5)No seu entender, o ser humano, é realmente um eterno insatisfeito? Temos medo de ser felizes, como afirmou Ernest Becker, em A negação da morte?. Ou o que disse Antonio Pastoriza, "que só valorizamos o que está ausente"?

Sim somos eternamente insatisfeitos. O desejo investe no vazio, naquilo que não temos. Mas isso também pode ser bom. O dia em que eu disser que realizei todos os meus desejos, estou morto. A insatisfação nos angustia, mas também nos faz seguir adiante. Ela é mobilizadora. Freud e Lacan trataram muito bem do tema.


6)Afinal de contas, por que o marido perfeito mora ao lado?

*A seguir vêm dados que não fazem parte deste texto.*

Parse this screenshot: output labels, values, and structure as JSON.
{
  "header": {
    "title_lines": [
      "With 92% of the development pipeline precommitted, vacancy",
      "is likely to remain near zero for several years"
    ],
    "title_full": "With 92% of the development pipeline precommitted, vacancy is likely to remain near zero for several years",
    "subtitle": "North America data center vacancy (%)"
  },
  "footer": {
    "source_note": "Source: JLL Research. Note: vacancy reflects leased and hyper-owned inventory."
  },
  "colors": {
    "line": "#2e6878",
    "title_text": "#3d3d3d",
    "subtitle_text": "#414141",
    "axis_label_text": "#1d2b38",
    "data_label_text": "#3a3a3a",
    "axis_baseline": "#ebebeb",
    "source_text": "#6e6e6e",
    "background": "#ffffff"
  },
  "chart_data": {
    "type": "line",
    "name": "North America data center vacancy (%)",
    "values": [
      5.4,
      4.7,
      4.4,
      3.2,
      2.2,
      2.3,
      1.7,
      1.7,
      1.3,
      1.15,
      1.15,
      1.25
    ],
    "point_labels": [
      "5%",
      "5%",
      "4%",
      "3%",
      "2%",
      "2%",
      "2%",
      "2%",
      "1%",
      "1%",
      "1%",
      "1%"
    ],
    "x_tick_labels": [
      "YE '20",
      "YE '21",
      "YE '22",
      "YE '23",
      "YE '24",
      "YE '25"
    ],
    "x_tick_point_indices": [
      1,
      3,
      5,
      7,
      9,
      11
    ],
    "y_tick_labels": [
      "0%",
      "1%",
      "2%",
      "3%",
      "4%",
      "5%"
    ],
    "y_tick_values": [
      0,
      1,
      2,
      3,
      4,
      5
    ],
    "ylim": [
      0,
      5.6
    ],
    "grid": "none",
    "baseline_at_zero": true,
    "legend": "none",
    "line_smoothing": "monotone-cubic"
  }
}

Como disse, o título está lá para confundir, não para esclarecer. Há várias chaves de leitura (embora não goste desse conceito). Um delas é sobre o desejo, outra pela questão de gênero, mas cada leitor vai encontrar uma explicação diferente para o título e eu valorizo isso. Como disse o Lobo Antunes na FLIP de 2009, o nome do leitor é que deveria vir na capa, não o do escritor.


7)Algum projeto novo em andamento? O que você tem feito, além de dar aulas na Universidade Federal Fluminense?

Estou escrevendo dois roteiros: um para cinema e outro para TV. Além disso, o "marido" será encenado no teatro no ano que vem e já comecei a escrever meu terceiro romance, que também é uma história de amor. Sou um otimista: acredito na palavra. Ao contrário do que apregoaram certos apocalípticos, a popularização da tecnologia valorizou a escrita e, portanto, aumentou o interesse pelo texto, pela palavra. Há leitores neste país, mas é preciso respeitá-los. É preciso produzir narrativas que não sejam meros exercícios de egocentrismo e/ou missivas elípticas endereçadas aos pares. Escrevemos para sermos lidos, o que deveria ser óbvio, mas parece um pecado mortal no sacro universo de alguns escritores da minha geração, cujo desejo maior é o de ser estudado e não o de ser lido. Ou seja, não estão interessados em leitores, estão interessados em bolsistas de mestrado.
C.S. Lewis dizia que a grande leitura não exige perícia ou força; exige, ao contrário, desarme e paixão. Lewis era um defensor do leitor leigo, “comum”, ou seja, “aquele que lê sem nada esperar, que lê simplesmente porque o livro o agarra e ele não consegue mais largá-lo”. Concordo plenamente.